Trotzdem sind solche Prognosen nützlich. Sie zeigen, wie grosse Marktteilnehmer die Lage einschätzen und welche Faktoren sie besonders stark gewichten. Für Anlegerinnen und Anleger kann das helfen, die eigene Meinung besser einzuordnen.

Fazit: Prognosen sind Orientierung – keine Glaskugel

Die grossen Banken lagen mit ihren optimistischen Goldprognosen Anfang 2026 zunächst richtig. Doch der Iran-Krieg, steigende Energiepreise, Inflationssorgen und neue Zinserwartungen haben das Marktbild verändert.
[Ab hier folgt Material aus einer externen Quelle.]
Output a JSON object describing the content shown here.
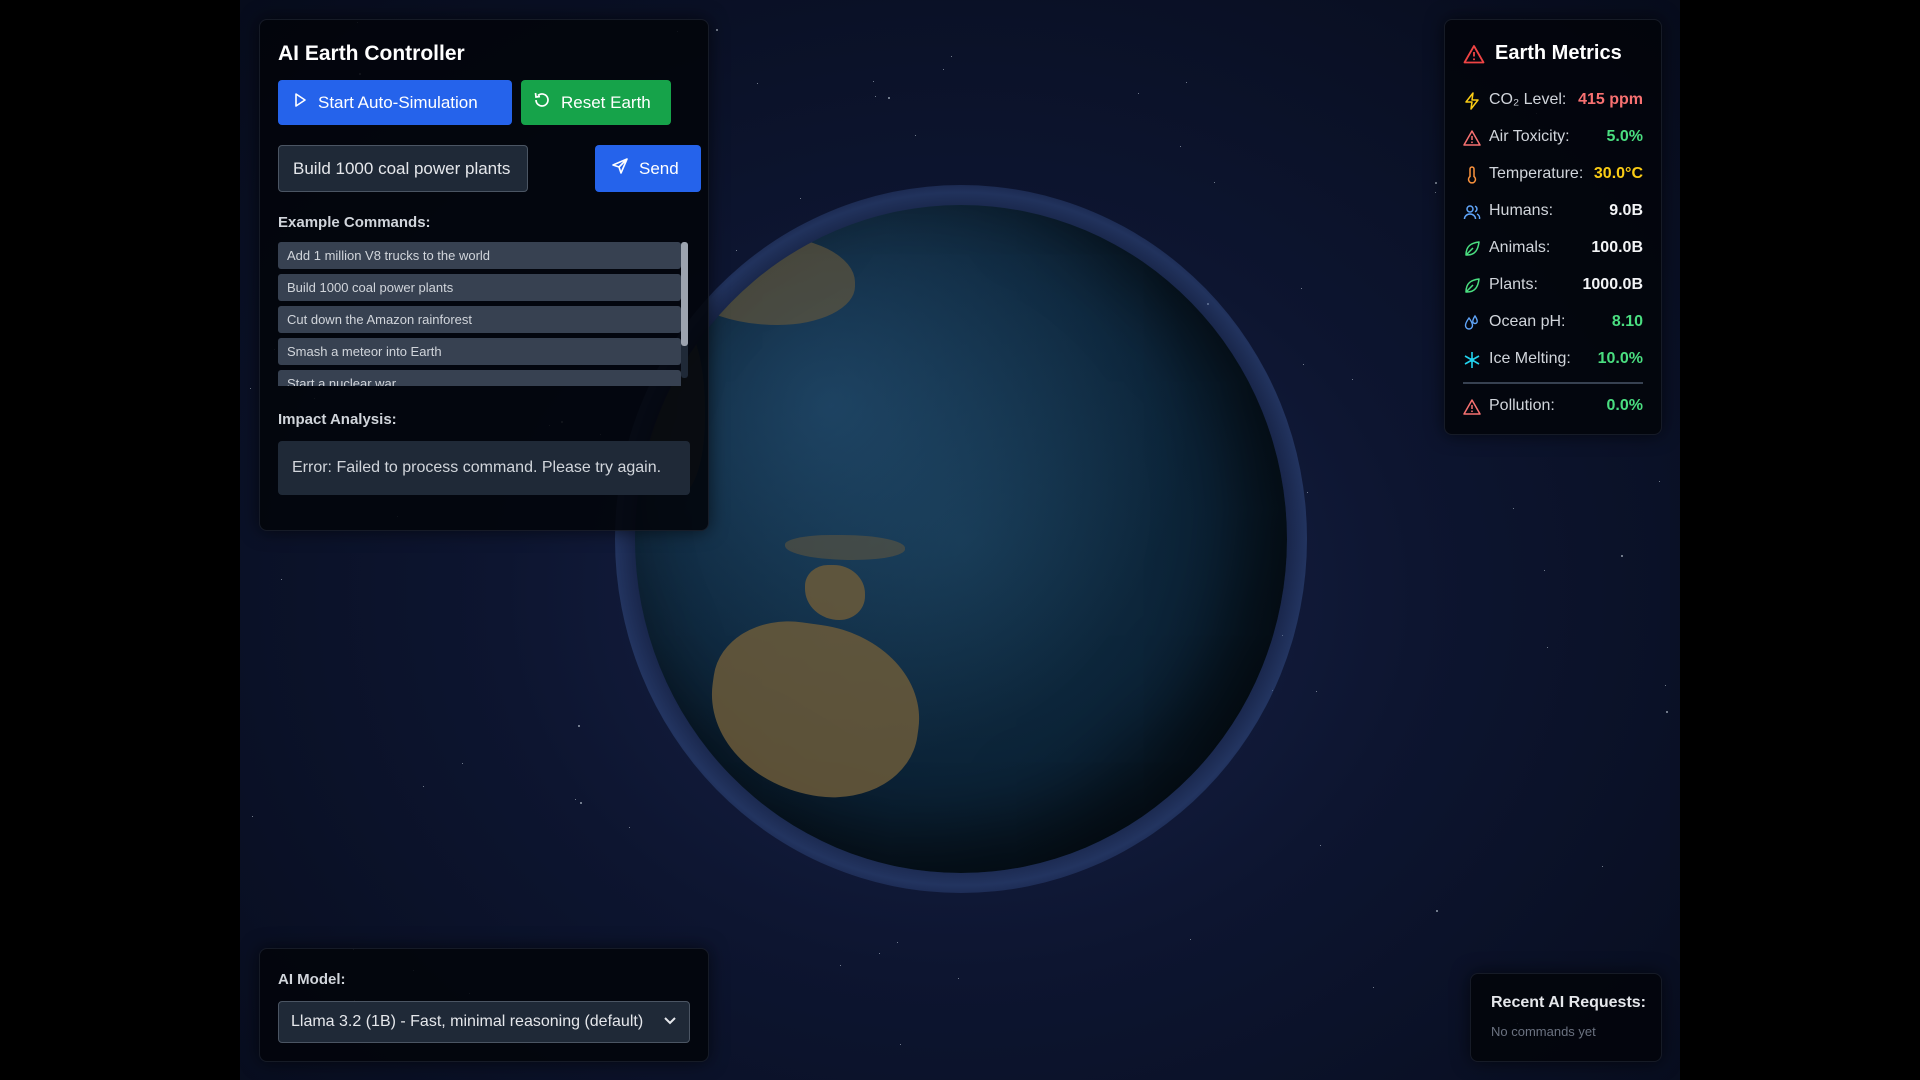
{
  "controller": {
    "title": "AI Earth Controller",
    "auto_sim_label": "Start Auto-Simulation",
    "reset_label": "Reset Earth",
    "command_value": "Build 1000 coal power plants",
    "send_label": "Send",
    "examples_label": "Example Commands:",
    "examples": [
      "Add 1 million V8 trucks to the world",
      "Build 1000 coal power plants",
      "Cut down the Amazon rainforest",
      "Smash a meteor into Earth",
      "Start a nuclear war"
    ],
    "impact_label": "Impact Analysis:",
    "impact_text": "Error: Failed to process command. Please try again."
  },
  "metrics": {
    "title": "Earth Metrics",
    "rows": [
      {
        "icon": "lightning-icon",
        "label": "CO₂ Level:",
        "value": "415 ppm",
        "color": "#f87171"
      },
      {
        "icon": "warning-icon",
        "label": "Air Toxicity:",
        "value": "5.0%",
        "color": "#4ade80"
      },
      {
        "icon": "thermometer-icon",
        "label": "Temperature:",
        "value": "30.0°C",
        "color": "#facc15"
      },
      {
        "icon": "users-icon",
        "label": "Humans:",
        "value": "9.0B",
        "color": "#f3f4f6"
      },
      {
        "icon": "leaf-icon",
        "label": "Animals:",
        "value": "100.0B",
        "color": "#f3f4f6"
      },
      {
        "icon": "leaf-icon",
        "label": "Plants:",
        "value": "1000.0B",
        "color": "#f3f4f6"
      },
      {
        "icon": "droplet-icon",
        "label": "Ocean pH:",
        "value": "8.10",
        "color": "#4ade80"
      },
      {
        "icon": "snowflake-icon",
        "label": "Ice Melting:",
        "value": "10.0%",
        "color": "#4ade80"
      },
      {
        "icon": "warning-icon",
        "label": "Pollution:",
        "value": "0.0%",
        "color": "#4ade80"
      }
    ]
  },
  "model": {
    "label": "AI Model:",
    "selected": "Llama 3.2 (1B) - Fast, minimal reasoning (default)"
  },
  "recent": {
    "title": "Recent AI Requests:",
    "empty_text": "No commands yet"
  }
}
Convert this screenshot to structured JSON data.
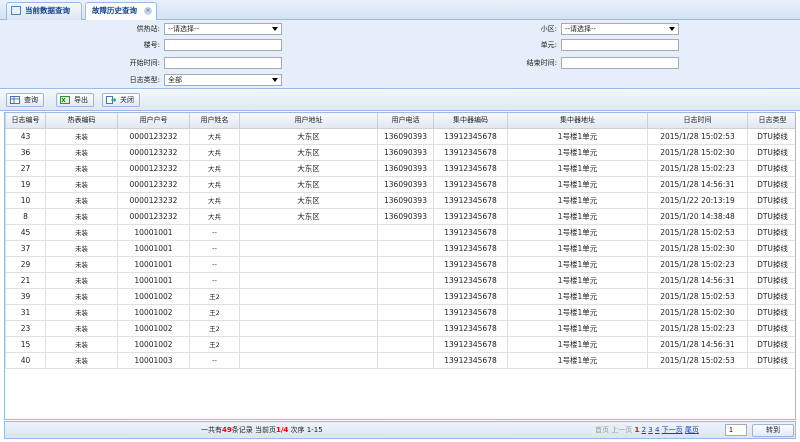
{
  "tabs": [
    {
      "label": "当前数据查询"
    },
    {
      "label": "故障历史查询"
    }
  ],
  "filters": {
    "heat_station": {
      "label": "供热站:",
      "value": "--请选择--"
    },
    "meter_no": {
      "label": "楼号:",
      "value": ""
    },
    "start_time": {
      "label": "开始时间:",
      "value": ""
    },
    "meter_type": {
      "label": "日志类型:",
      "value": "全部"
    },
    "district": {
      "label": "小区:",
      "value": "--请选择--"
    },
    "unit": {
      "label": "单元:",
      "value": ""
    },
    "end_time": {
      "label": "结束时间:",
      "value": ""
    }
  },
  "toolbar": {
    "query_label": "查询",
    "export_label": "导出",
    "close_label": "关闭"
  },
  "table": {
    "columns": [
      "日志编号",
      "热表编码",
      "用户户号",
      "用户姓名",
      "用户地址",
      "用户电话",
      "集中器编码",
      "集中器地址",
      "日志时间",
      "日志类型"
    ],
    "rows": [
      [
        "43",
        "未装",
        "0000123232",
        "大兵",
        "大东区",
        "136090393",
        "13912345678",
        "1号楼1单元",
        "2015/1/28 15:02:53",
        "DTU掉线"
      ],
      [
        "36",
        "未装",
        "0000123232",
        "大兵",
        "大东区",
        "136090393",
        "13912345678",
        "1号楼1单元",
        "2015/1/28 15:02:30",
        "DTU掉线"
      ],
      [
        "27",
        "未装",
        "0000123232",
        "大兵",
        "大东区",
        "136090393",
        "13912345678",
        "1号楼1单元",
        "2015/1/28 15:02:23",
        "DTU掉线"
      ],
      [
        "19",
        "未装",
        "0000123232",
        "大兵",
        "大东区",
        "136090393",
        "13912345678",
        "1号楼1单元",
        "2015/1/28 14:56:31",
        "DTU掉线"
      ],
      [
        "10",
        "未装",
        "0000123232",
        "大兵",
        "大东区",
        "136090393",
        "13912345678",
        "1号楼1单元",
        "2015/1/22 20:13:19",
        "DTU掉线"
      ],
      [
        "8",
        "未装",
        "0000123232",
        "大兵",
        "大东区",
        "136090393",
        "13912345678",
        "1号楼1单元",
        "2015/1/20 14:38:48",
        "DTU掉线"
      ],
      [
        "45",
        "未装",
        "10001001",
        "--",
        "",
        "",
        "13912345678",
        "1号楼1单元",
        "2015/1/28 15:02:53",
        "DTU掉线"
      ],
      [
        "37",
        "未装",
        "10001001",
        "--",
        "",
        "",
        "13912345678",
        "1号楼1单元",
        "2015/1/28 15:02:30",
        "DTU掉线"
      ],
      [
        "29",
        "未装",
        "10001001",
        "--",
        "",
        "",
        "13912345678",
        "1号楼1单元",
        "2015/1/28 15:02:23",
        "DTU掉线"
      ],
      [
        "21",
        "未装",
        "10001001",
        "--",
        "",
        "",
        "13912345678",
        "1号楼1单元",
        "2015/1/28 14:56:31",
        "DTU掉线"
      ],
      [
        "39",
        "未装",
        "10001002",
        "王2",
        "",
        "",
        "13912345678",
        "1号楼1单元",
        "2015/1/28 15:02:53",
        "DTU掉线"
      ],
      [
        "31",
        "未装",
        "10001002",
        "王2",
        "",
        "",
        "13912345678",
        "1号楼1单元",
        "2015/1/28 15:02:30",
        "DTU掉线"
      ],
      [
        "23",
        "未装",
        "10001002",
        "王2",
        "",
        "",
        "13912345678",
        "1号楼1单元",
        "2015/1/28 15:02:23",
        "DTU掉线"
      ],
      [
        "15",
        "未装",
        "10001002",
        "王2",
        "",
        "",
        "13912345678",
        "1号楼1单元",
        "2015/1/28 14:56:31",
        "DTU掉线"
      ],
      [
        "40",
        "未装",
        "10001003",
        "--",
        "",
        "",
        "13912345678",
        "1号楼1单元",
        "2015/1/28 15:02:53",
        "DTU掉线"
      ]
    ]
  },
  "pager": {
    "total_prefix": "一共有",
    "total_count": "49",
    "total_suffix": "条记录",
    "current_prefix": "当前页",
    "current_page": "1/4",
    "range_text": "次序 1-15",
    "first_label": "首页",
    "prev_label": "上一页",
    "pages": [
      "1",
      "2",
      "3",
      "4"
    ],
    "next_label": "下一页",
    "last_label": "尾页",
    "jump_value": "1",
    "jump_label": "转到"
  }
}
Seitdem reagieren viele Prognosen auf eine Lage, die deutlich komplexer geworden ist.

Kursziele von 6'000 US-Dollar oder mehr sind weiterhin möglich, setzen aber eine klare Veränderung der Marktbedingungen voraus. Kurzfristig bleiben Zinsen, US-Dollar und Fed-Erwartungen entscheidend. Langfristig sprechen hohe Schulden, Zentralbankkäufe, geopolitische Risiken und das Vertrauen in Gold weiterhin für das Edelmetall.

Die wichtigste Erkenntnis: Banken besitzen keine Glaskugel. Ihre Kursziele sind Einschätzungen, keine Gewissheiten. Entscheidend ist deshalb nicht nur die Zahl am Ende einer Prognose, sondern die Frage, welche Annahmen dahinterstehen – und ob diese Annahmen noch zum aktuellen Markt passen.